Позаботилась она и о Памеле. Милдред завещала ей солидную часть своего наследства в два миллиона долларов и несколько уникальных драгоценностей, включая бесподобную брошку «Ягуар», которую когда-то носила герцогиня Виндзорская. Вместе с драгоценностями она получала по завещанию большую картину Караваджо «Святой Матфей, сборщик налогов», что висела в золоченой раме на стене в библиотеке, картину Сезанна из столовой и дорогостоящий макет лондонского магазина «Сэвидж», включая готический орнамент и опорные арки.

Единственное, чего не получала Памела после смерти тетки, а этого она жаждала больше всего, - власти. Что и послужило причиной мгновенного взрыва ярости, в результате которого ей пришлось унизиться до продолжительных извинений перед Дональдом Стрипом, а также возместить разбитый ею глобус уотерфордского фарфора, который служил ему в качестве пресс-папье на протяжении последних тридцати лет. После этого, верная своей бесстрашной привычке не отступать, Памела составила новый план. Раз она не может получить контроль над фирмой «Сэвидж» по наследству, она получит его с помощью старинного испытанного средства - через замужество.

Памела посмотрела на спящего мужа. Решив, что пора себя вознаградить за проведение в жизнь столь блестящего плана, она тихонько выскользнула из постели, оделась и поехала на такси в Месбла - фешенебельный район Рио.

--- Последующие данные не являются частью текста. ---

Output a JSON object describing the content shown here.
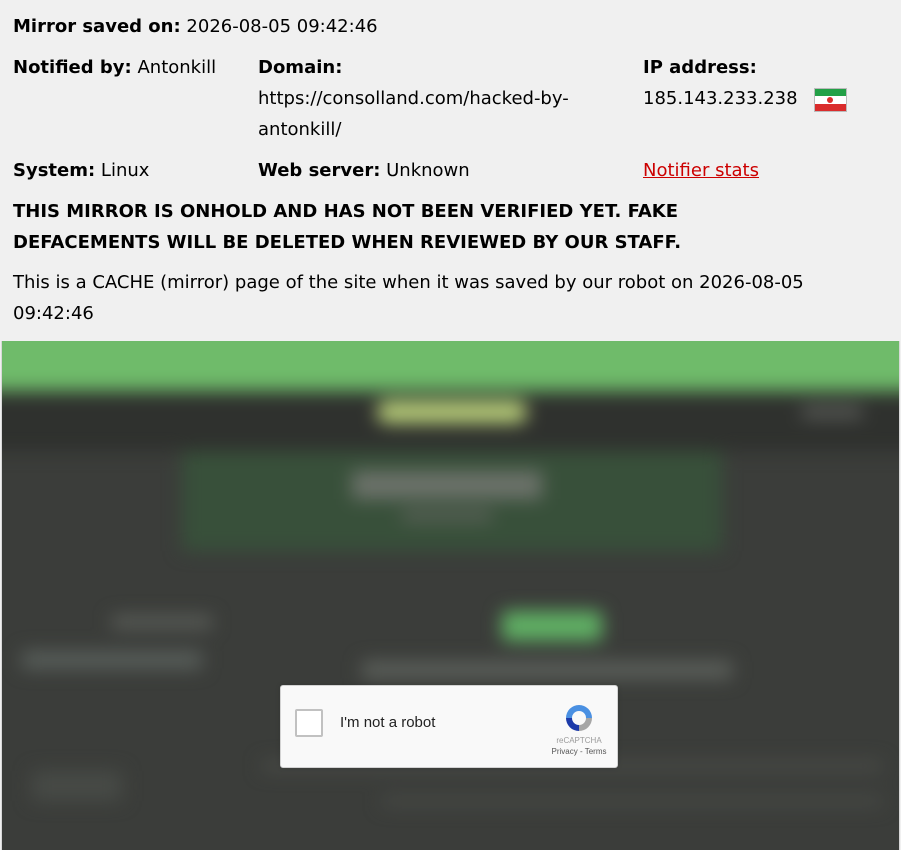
{
  "header": {
    "saved_label": "Mirror saved on:",
    "saved_value": "2026-08-05 09:42:46",
    "notified_label": "Notified by:",
    "notified_value": "Antonkill",
    "domain_label": "Domain:",
    "domain_line1": "https://consolland.com/hacked-by-",
    "domain_line2": "antonkill/",
    "ip_label": "IP address:",
    "ip_value": "185.143.233.238",
    "ip_flag": "iran-flag-icon",
    "system_label": "System:",
    "system_value": "Linux",
    "webserver_label": "Web server:",
    "webserver_value": "Unknown",
    "notifier_stats_link": "Notifier stats"
  },
  "warning": {
    "line1": "THIS MIRROR IS ONHOLD AND HAS NOT BEEN VERIFIED YET. FAKE",
    "line2": "DEFACEMENTS WILL BE DELETED WHEN REVIEWED BY OUR STAFF."
  },
  "cache_note": {
    "line1": "This is a CACHE (mirror) page of the site when it was saved by our robot on 2026-08-05",
    "line2": "09:42:46"
  },
  "captcha": {
    "label": "I'm not a robot",
    "brand": "reCAPTCHA",
    "terms": "Privacy - Terms",
    "logo_icon": "recaptcha-logo-icon"
  },
  "colors": {
    "link": "#cc0000",
    "mirror_bar": "#6fbb6a",
    "mirror_bg": "#3b3d3a"
  }
}
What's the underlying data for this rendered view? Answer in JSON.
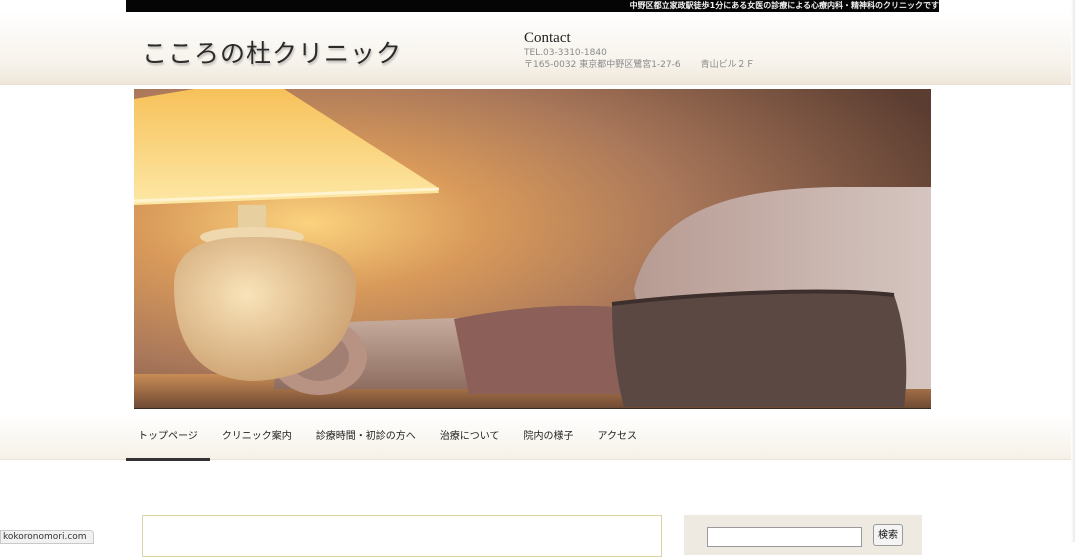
{
  "topbar": {
    "tagline": "中野区都立家政駅徒歩1分にある女医の診療による心療内科・精神科のクリニックです"
  },
  "header": {
    "site_title": "こころの杜クリニック",
    "contact": {
      "heading": "Contact",
      "tel": "TEL.03-3310-1840",
      "address": "〒165-0032 東京都中野区鷺宮1-27-6",
      "building": "青山ビル２Ｆ"
    }
  },
  "nav": {
    "items": [
      {
        "label": "トップページ",
        "active": true
      },
      {
        "label": "クリニック案内"
      },
      {
        "label": "診療時間・初診の方へ"
      },
      {
        "label": "治療について"
      },
      {
        "label": "院内の様子"
      },
      {
        "label": "アクセス"
      }
    ]
  },
  "sidebar": {
    "search": {
      "value": "",
      "button_label": "検索"
    }
  },
  "status_bar": {
    "url": "kokoronomori.com"
  },
  "hero": {
    "image": "living-room-lamp-sofa-photo"
  }
}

Покупателей в универмаге было много. Памела неторопливо прошлась вдоль прилавков с благоухающей косметикой, мимо прилавков, заваленных поясами из кожи аллигатора и кожаными кошельками, через отдел обуви. Она объездила на эскалаторе все одиннадцать этажей здания, внимательно разглядев все - от дамского и постельного белья до кастрюль и сковородок. Но не смогла найти ничего, что так бы и просилось: «Выбери меня!»

В конце концов она вернулась на первый этаж и остановилась возле открытой витрины с бижутерией. Через проход за глухим стеклянным прилавком, в котором были разложены драгоценные украшения, продавщица с кофейного цвета глазами и пышными волосами до талии была занята с группой молодых туристов из Японии, пытаясь убедить их, что нельзя уехать из Бразилии, не купив сережки с розовыми турмалинами.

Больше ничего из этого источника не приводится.